His family stall, now in the hands of his grandson Tyler Bone, is still going strong six decades later.

They regularly have the longest queue of any of the pitches at the twice weekly market currently held at the bandstand entrance to the Spires shopping centre.

In Albert’s time the cattle market was on the St Albans Road, at the junction with Chipping Close, and he acquired the most prominent pitch, just inside the market entrance, where he would do a brisk trade with help of his late wife Joan and daughter Rachel.

Albert’s son David started a separate vegetable stall next to his parent’s pitch when he left school and David now assists Tyler, who is 30, in running the family business.

Tyler said his grandfather was well and sprightly until quite recently and helped out regularly in the family yard at Hoddesdon.

“Unfortunately, he caught covid in the spring. He had been jabbed, but he had developed long covid and that took him down. He didn’t recover.”

In 2019 Tyler and David celebrated sixty years trading at Barnet market.

David, who started working with his father at the age of seven, said the family’s connection with Barnet began in the early 1950s when Albert had a green grocer’s shop in Edmonton and used to visit Barnet’s weekly cattle market to buy chickens, eggs, and rabbits.

“One day Albert asked the market guvnor, Mr Young, if he could start a fruit and vegetable stall.

“It was such a success that my dad gave up his shop for the twice-weekly stalls market in Barnet.

“After the cattle finished, the general market really took off and there were often as many as 50 stalls selling fruit and vegetables, meat, fish, household goods and all sorts of things.

“It’s always been a family affair. My father’s father, Albert Bone senior, used to help, and now my son Tyler runs the business.

“Over the years the whole family has come along: my dad’s wife Joan helped him with the stall, as did her mum May, and so did my sisters, Roma and Rachel.

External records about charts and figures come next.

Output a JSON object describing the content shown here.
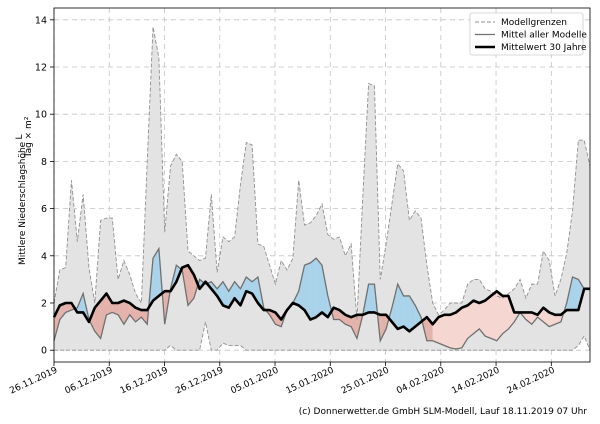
{
  "chart_data": {
    "type": "line",
    "ylabel": "Mittlere Niederschlagshöhe",
    "ylabel_unit_num": "L",
    "ylabel_unit_den": "Tag × m²",
    "ylim": [
      -0.5,
      14.5
    ],
    "yticks": [
      0,
      2,
      4,
      6,
      8,
      10,
      12,
      14
    ],
    "grid": true,
    "legend_position": "top-right",
    "legend": {
      "bounds": "Modellgrenzen",
      "mean_models": "Mittel aller Modelle",
      "mean_30y": "Mittelwert 30 Jahre"
    },
    "x_start": "26.11.2019",
    "x_end": "02.03.2020",
    "xtick_labels": [
      "26.11.2019",
      "06.12.2019",
      "16.12.2019",
      "26.12.2019",
      "05.01.2020",
      "15.01.2020",
      "25.01.2020",
      "04.02.2020",
      "14.02.2020",
      "24.02.2020"
    ],
    "series": [
      {
        "name": "Modellgrenzen (max)",
        "values": [
          2.0,
          3.4,
          3.5,
          7.2,
          4.6,
          6.6,
          3.5,
          2.0,
          5.5,
          5.6,
          5.6,
          3.0,
          3.8,
          3.2,
          2.4,
          2.0,
          8.0,
          13.7,
          12.4,
          5.0,
          7.8,
          8.3,
          8.0,
          4.2,
          4.0,
          3.8,
          3.9,
          6.6,
          3.3,
          4.8,
          4.6,
          4.8,
          7.0,
          8.8,
          8.7,
          4.5,
          4.4,
          3.6,
          2.8,
          3.8,
          3.4,
          3.9,
          7.2,
          5.3,
          5.4,
          5.7,
          6.2,
          4.9,
          4.7,
          4.8,
          4.0,
          4.5,
          1.3,
          6.5,
          11.3,
          11.2,
          3.0,
          4.5,
          6.2,
          7.9,
          7.6,
          5.5,
          5.9,
          5.6,
          3.6,
          2.0,
          1.5,
          1.7,
          2.0,
          2.0,
          2.0,
          2.8,
          3.0,
          3.0,
          2.6,
          2.5,
          2.3,
          2.2,
          2.4,
          2.6,
          3.0,
          2.2,
          2.8,
          2.8,
          4.2,
          3.8,
          2.3,
          3.0,
          4.1,
          5.9,
          8.9,
          8.9,
          7.8
        ]
      },
      {
        "name": "Modellgrenzen (min)",
        "values": [
          0.0,
          0.0,
          0.0,
          0.0,
          0.0,
          0.0,
          0.0,
          0.0,
          0.0,
          0.0,
          0.0,
          0.0,
          0.0,
          0.0,
          0.0,
          0.0,
          0.0,
          0.0,
          0.0,
          0.0,
          0.2,
          0.0,
          0.0,
          0.0,
          0.0,
          0.0,
          1.2,
          0.0,
          0.0,
          0.3,
          0.2,
          0.2,
          0.2,
          0.0,
          0.0,
          0.0,
          0.0,
          0.0,
          0.0,
          0.0,
          0.0,
          0.0,
          0.0,
          0.0,
          0.0,
          0.0,
          0.0,
          0.0,
          0.0,
          0.0,
          0.0,
          0.0,
          0.0,
          0.0,
          0.0,
          0.0,
          0.0,
          0.0,
          0.0,
          0.0,
          0.0,
          0.0,
          0.0,
          0.0,
          0.0,
          0.0,
          0.0,
          0.0,
          0.0,
          0.0,
          0.0,
          0.0,
          0.0,
          0.0,
          0.0,
          0.0,
          0.0,
          0.0,
          0.0,
          0.0,
          0.0,
          0.0,
          0.0,
          0.0,
          0.0,
          0.0,
          0.0,
          0.0,
          0.0,
          0.0,
          0.2,
          0.6,
          0.0
        ]
      },
      {
        "name": "Mittel aller Modelle",
        "values": [
          0.4,
          1.3,
          1.6,
          1.7,
          1.8,
          2.4,
          1.3,
          0.8,
          0.5,
          1.5,
          1.6,
          1.5,
          1.1,
          1.5,
          1.2,
          1.4,
          1.1,
          3.9,
          4.3,
          1.1,
          2.6,
          3.6,
          3.4,
          1.9,
          2.2,
          3.0,
          2.8,
          2.9,
          2.6,
          2.9,
          2.5,
          2.9,
          2.6,
          3.1,
          2.9,
          3.1,
          1.8,
          1.5,
          1.1,
          1.0,
          1.7,
          2.0,
          2.5,
          3.6,
          3.7,
          3.9,
          3.6,
          2.3,
          1.3,
          1.3,
          1.1,
          1.0,
          0.5,
          1.5,
          2.8,
          2.8,
          0.4,
          0.9,
          1.8,
          2.8,
          2.3,
          2.3,
          1.9,
          1.4,
          0.4,
          0.4,
          0.3,
          0.2,
          0.1,
          0.05,
          0.1,
          0.5,
          0.7,
          0.9,
          0.6,
          0.5,
          0.4,
          0.7,
          0.9,
          1.2,
          1.6,
          1.3,
          1.1,
          1.4,
          1.2,
          1.0,
          1.1,
          1.2,
          2.0,
          3.1,
          3.0,
          2.6,
          2.6
        ]
      },
      {
        "name": "Mittelwert 30 Jahre",
        "values": [
          1.4,
          1.9,
          2.0,
          2.0,
          1.6,
          1.6,
          1.2,
          1.8,
          2.1,
          2.4,
          2.0,
          2.0,
          2.1,
          2.0,
          1.8,
          1.7,
          1.7,
          2.1,
          2.3,
          2.5,
          2.5,
          2.9,
          3.5,
          3.6,
          3.2,
          2.6,
          2.9,
          2.6,
          2.3,
          1.9,
          1.8,
          2.2,
          1.9,
          2.5,
          2.4,
          2.0,
          1.7,
          1.7,
          1.6,
          1.3,
          1.7,
          2.0,
          1.9,
          1.7,
          1.3,
          1.4,
          1.6,
          1.4,
          1.8,
          1.7,
          1.5,
          1.4,
          1.5,
          1.5,
          1.6,
          1.6,
          1.5,
          1.5,
          1.2,
          0.9,
          1.0,
          0.8,
          1.0,
          1.2,
          1.4,
          1.1,
          1.4,
          1.5,
          1.5,
          1.6,
          1.8,
          1.9,
          2.1,
          2.0,
          2.1,
          2.3,
          2.5,
          2.3,
          2.3,
          1.6,
          1.6,
          1.6,
          1.6,
          1.5,
          1.8,
          1.6,
          1.5,
          1.5,
          1.7,
          1.7,
          1.7,
          2.6,
          2.6
        ]
      }
    ],
    "colors": {
      "envelope_fill": "#e3e3e3",
      "envelope_edge": "#909090",
      "mean_line": "#707070",
      "above_normal": "#a9d3ea",
      "below_normal": "#e3b2ab",
      "below_normal_light": "#f6d6d1",
      "climate_line": "#000000"
    },
    "credit": "(c) Donnerwetter.de GmbH SLM-Modell, Lauf 18.11.2019 07 Uhr"
  }
}
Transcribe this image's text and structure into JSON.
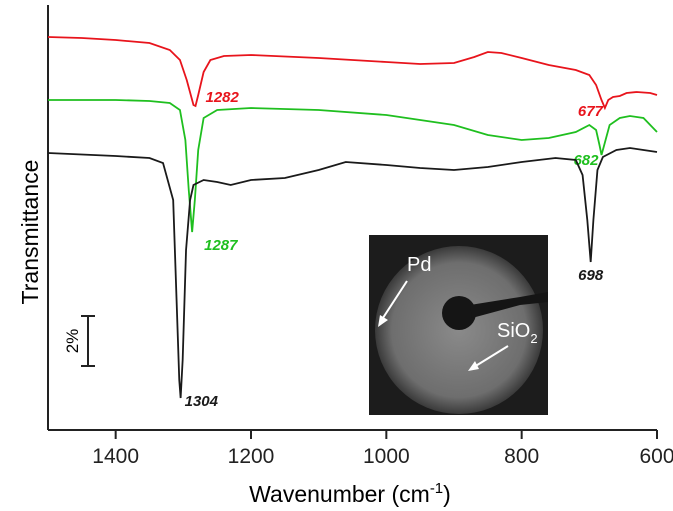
{
  "chart_data": {
    "type": "line",
    "xlabel": "Wavenumber (cm",
    "xlabel_sup": "-1",
    "xlabel_end": ")",
    "ylabel": "Transmittance",
    "xlim": [
      1500,
      600
    ],
    "xticks": [
      1400,
      1200,
      1000,
      800,
      600
    ],
    "ylim": [
      0,
      17
    ],
    "scale_bar": {
      "value": 2,
      "label": "2%"
    },
    "series": [
      {
        "color": "#e8141c",
        "peaks": [
          1282,
          677
        ],
        "x": [
          1500,
          1450,
          1400,
          1350,
          1320,
          1305,
          1295,
          1285,
          1282,
          1278,
          1270,
          1260,
          1240,
          1200,
          1100,
          1000,
          950,
          900,
          870,
          850,
          830,
          800,
          760,
          720,
          700,
          690,
          682,
          677,
          672,
          665,
          655,
          645,
          630,
          610,
          600
        ],
        "values": [
          15.72,
          15.68,
          15.6,
          15.48,
          15.2,
          14.8,
          14,
          13,
          12.96,
          13.4,
          14.32,
          14.8,
          14.96,
          15,
          14.88,
          14.72,
          14.64,
          14.68,
          14.92,
          15.12,
          15.08,
          14.88,
          14.6,
          14.4,
          14.2,
          13.8,
          13.2,
          12.88,
          13.2,
          13.32,
          13.36,
          13.48,
          13.52,
          13.48,
          13.4
        ]
      },
      {
        "color": "#1fbf1f",
        "peaks": [
          1287,
          682
        ],
        "x": [
          1500,
          1400,
          1350,
          1320,
          1305,
          1297,
          1292,
          1287,
          1283,
          1278,
          1270,
          1250,
          1200,
          1100,
          1000,
          900,
          850,
          800,
          760,
          720,
          700,
          690,
          685,
          682,
          678,
          670,
          655,
          640,
          620,
          600
        ],
        "values": [
          13.2,
          13.2,
          13.16,
          13.08,
          12.8,
          11.6,
          9.6,
          7.92,
          9.2,
          11.2,
          12.48,
          12.8,
          12.88,
          12.8,
          12.6,
          12.2,
          11.8,
          11.6,
          11.68,
          11.92,
          12.2,
          12,
          11.4,
          11,
          11.4,
          12.2,
          12.48,
          12.56,
          12.48,
          11.92
        ]
      },
      {
        "color": "#1a1a1a",
        "peaks": [
          1304,
          698
        ],
        "x": [
          1500,
          1400,
          1350,
          1330,
          1315,
          1310,
          1306,
          1304,
          1301,
          1296,
          1290,
          1285,
          1270,
          1250,
          1230,
          1200,
          1150,
          1100,
          1060,
          1000,
          950,
          900,
          850,
          800,
          750,
          720,
          710,
          703,
          698,
          694,
          688,
          680,
          660,
          640,
          620,
          600
        ],
        "values": [
          11.08,
          10.96,
          10.88,
          10.68,
          9.2,
          5.2,
          2,
          1.28,
          2.8,
          7.2,
          9.2,
          9.8,
          10,
          9.92,
          9.8,
          10,
          10.08,
          10.4,
          10.72,
          10.6,
          10.48,
          10.4,
          10.52,
          10.72,
          10.88,
          10.8,
          10.2,
          8.4,
          6.72,
          8.4,
          10.4,
          10.92,
          11.2,
          11.28,
          11.2,
          11.12
        ]
      }
    ],
    "inset": {
      "label_pd": "Pd",
      "label_sio": "SiO",
      "label_sio_sub": "2"
    }
  }
}
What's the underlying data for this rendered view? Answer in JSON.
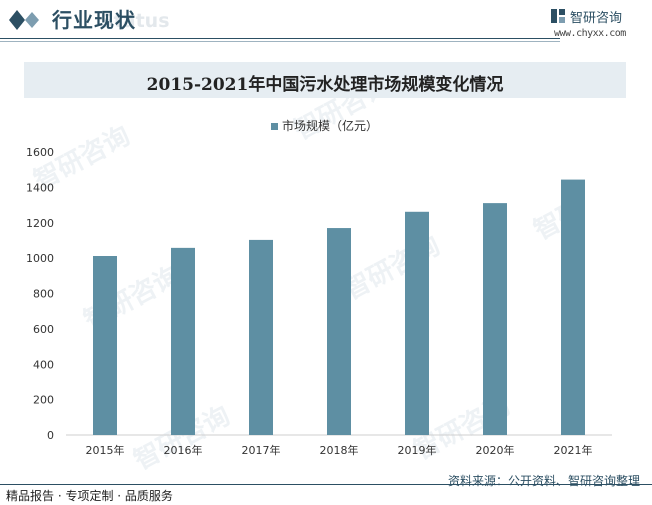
{
  "header": {
    "title": "行业现状",
    "ghost_text": "Status"
  },
  "brand": {
    "name": "智研咨询",
    "url": "www.chyxx.com",
    "logo_icon": "chyxx-logo-icon"
  },
  "chart_data": {
    "type": "bar",
    "title": "2015-2021年中国污水处理市场规模变化情况",
    "categories": [
      "2015年",
      "2016年",
      "2017年",
      "2018年",
      "2019年",
      "2020年",
      "2021年"
    ],
    "series": [
      {
        "name": "市场规模（亿元）",
        "values": [
          1012,
          1058,
          1103,
          1170,
          1262,
          1311,
          1444
        ]
      }
    ],
    "y_ticks": [
      "0",
      "200",
      "400",
      "600",
      "800",
      "1000",
      "1200",
      "1400",
      "1600"
    ],
    "ylim": [
      0,
      1600
    ],
    "legend_position": "top-center",
    "grid": false,
    "bar_color": "#5e8fa3"
  },
  "source": "资料来源：公开资料、智研咨询整理",
  "footer": {
    "text": "精品报告 · 专项定制 · 品质服务"
  },
  "colors": {
    "accent": "#2c4f63",
    "bar": "#5e8fa3",
    "title_band": "#e6edf2"
  }
}
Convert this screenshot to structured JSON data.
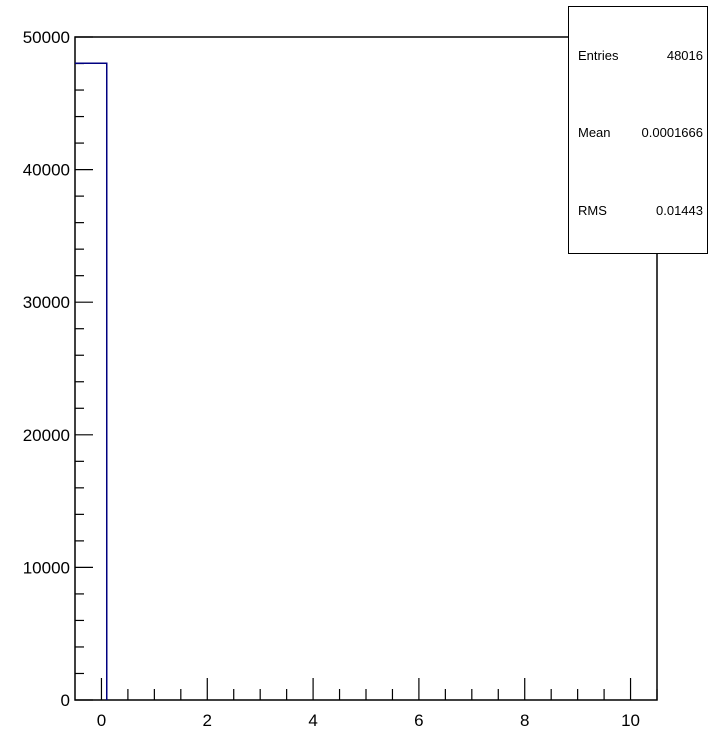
{
  "chart_data": {
    "type": "bar",
    "title": "",
    "xlabel": "",
    "ylabel": "",
    "xlim": [
      -0.5,
      10.5
    ],
    "ylim": [
      0,
      50000
    ],
    "bins": [
      {
        "x_low": -0.5,
        "x_high": 0.1,
        "value": 48016
      }
    ],
    "xticks": [
      "0",
      "2",
      "4",
      "6",
      "8",
      "10"
    ],
    "yticks": [
      "0",
      "10000",
      "20000",
      "30000",
      "40000",
      "50000"
    ],
    "line_color": "#000080",
    "grid": false,
    "legend": "none"
  },
  "stats": {
    "entries_label": "Entries",
    "entries_value": "48016",
    "mean_label": "Mean",
    "mean_value": "0.0001666",
    "rms_label": "RMS",
    "rms_value": "0.01443"
  }
}
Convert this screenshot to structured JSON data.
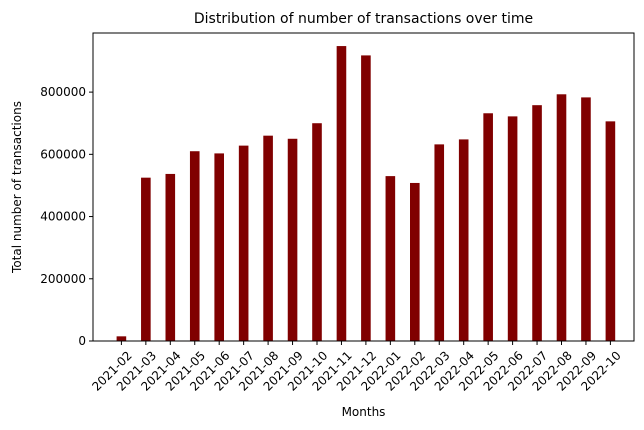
{
  "chart_data": {
    "type": "bar",
    "title": "Distribution of number of transactions over time",
    "xlabel": "Months",
    "ylabel": "Total number of transactions",
    "categories": [
      "2021-02",
      "2021-03",
      "2021-04",
      "2021-05",
      "2021-06",
      "2021-07",
      "2021-08",
      "2021-09",
      "2021-10",
      "2021-11",
      "2021-12",
      "2022-01",
      "2022-02",
      "2022-03",
      "2022-04",
      "2022-05",
      "2022-06",
      "2022-07",
      "2022-08",
      "2022-09",
      "2022-10"
    ],
    "values": [
      15000,
      525000,
      537000,
      610000,
      603000,
      628000,
      660000,
      650000,
      700000,
      948000,
      918000,
      530000,
      508000,
      632000,
      648000,
      732000,
      722000,
      758000,
      793000,
      783000,
      706000
    ],
    "ylim": [
      0,
      990000
    ],
    "yticks": [
      0,
      200000,
      400000,
      600000,
      800000
    ],
    "ytick_labels": [
      "0",
      "200000",
      "400000",
      "600000",
      "800000"
    ],
    "bar_color": "#800000",
    "grid": false
  }
}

“So that’s four generations who have been serving market customers in Barnet.”

Their customer loyalty can be gauged by the length of the queues that form up every Wednesday and Saturday morning for the fresh produce which the Bones have purchased the night before at the new Spitalfields Market in Leyton.

Much of the stall’s success is due to the wide range of Indian, Oriental, and Caribbean fruit and vegetables that the Bones have on sale.